I think I still have the pattern.’
Even at that age my sister had a quirky sense of humour and I’m guessing that she must have taken this photograph and that she’d directed us to assume to poses of ‘knitting pattern boys’. Bill, who has always had theatrical leanings, is playing the part perfectly while I have been distracted, as I always am, by the nearest animal. My dad is probably wondering if Linda is operating his Akarette 35mm camera as she should.
‘Your imagination will never come up with anything more exciting than what’s in front of you.’
Lachlan Goudie

‘If I’m on a station platform and somebody walks past, I’ll try and remember what they look like and then, when I can, I sketch them. I love drawing old people. I’ve always loved old people and how one line can change a face.’
Una Stubbs
Una Stubbs is a presenter on The Big Painting Challenge, currently on BBC 1 on Sundays, and Lachlan Goudie, a painter, is one of the judges. I find the series quite inspiring and although it features non-professionals I find myself thinking why should they have all the fun?

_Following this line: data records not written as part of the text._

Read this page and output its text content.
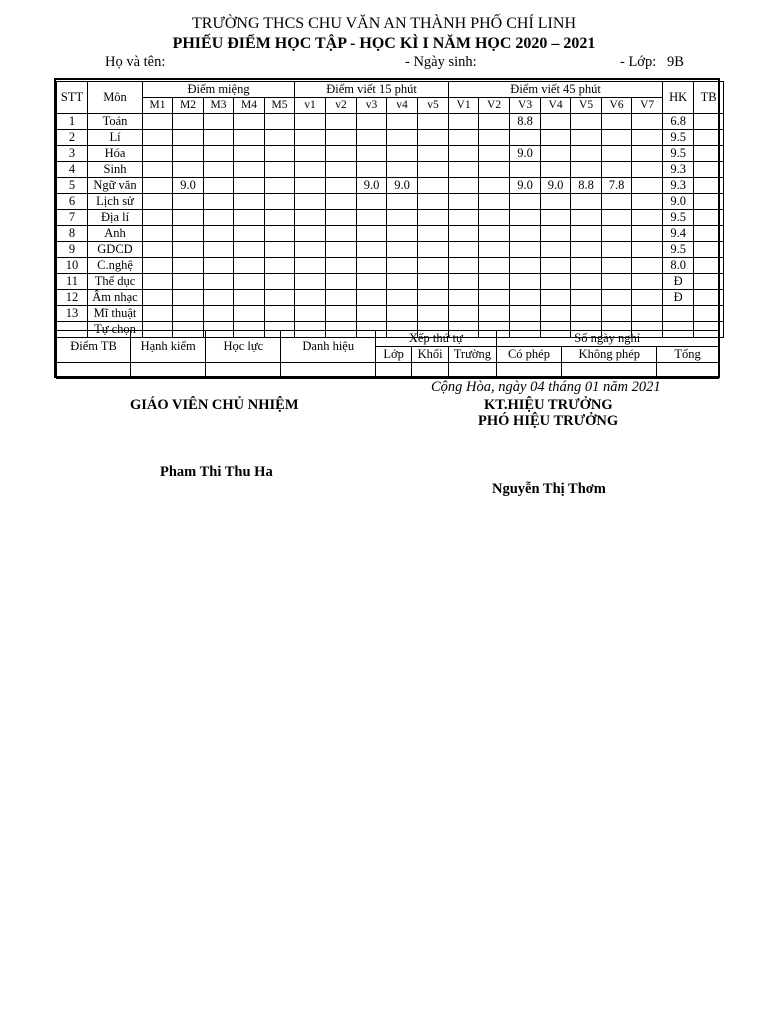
TRƯỜNG THCS CHU VĂN AN THÀNH PHỐ CHÍ LINH
PHIẾU ĐIỂM HỌC TẬP - HỌC KÌ I NĂM HỌC 2020 – 2021
Họ và tên:	- Ngày sinh:	- Lớp: 9B
STT	Môn	Điểm miệng					Điểm viết 15 phút					Điểm viết 45 phút							HK	TB
		M1	M2	M3	M4	M5	v1	v2	v3	v4	v5	V1	V2	V3	V4	V5	V6	V7		
1	Toán													8.8					6.8	
2	Lí																		9.5	
3	Hóa													9.0					9.5	
4	Sinh																		9.3	
5	Ngữ văn		9.0						9.0	9.0				9.0	9.0	8.8	7.8		9.3	
6	Lịch sử																		9.0	
7	Địa lí																		9.5	
8	Anh																		9.4	
9	GDCD																		9.5	
10	C.nghệ																		8.0	
11	Thể dục																		Đ	
12	Âm nhạc																		Đ	
13	Mĩ thuật																			
	Tự chọn																			
Điểm TB	Hạnh kiểm	Học lực	Danh hiệu	Xếp thứ tự			Số ngày nghỉ		
				Lớp	Khối	Trường	Có phép	Không phép	Tổng

Cộng Hòa, ngày 04 tháng 01 năm 2021
GIÁO VIÊN CHỦ NHIỆM	KT.HIỆU TRƯỞNG
PHÓ HIỆU TRƯỞNG
Pham Thi Thu Ha
Nguyễn Thị Thơm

The demonstrators were drawn from life from the vantage point of a department store window with a view up the Briggate pedestrian precinct. It was the first thing that I drew in the new sketchbook and I thought the slogan made a suitable aspiration; to be more relaxed and enjoy every drawing.
There are two kinds of buskers in Leeds; the ones that can belt it out but look rather ordinary . . .
. . . and the ones who look striking but still need a bit of musical training.
On the train back to Wakefield I had a chance to draw a man at the far end of the carriage from life rather memory.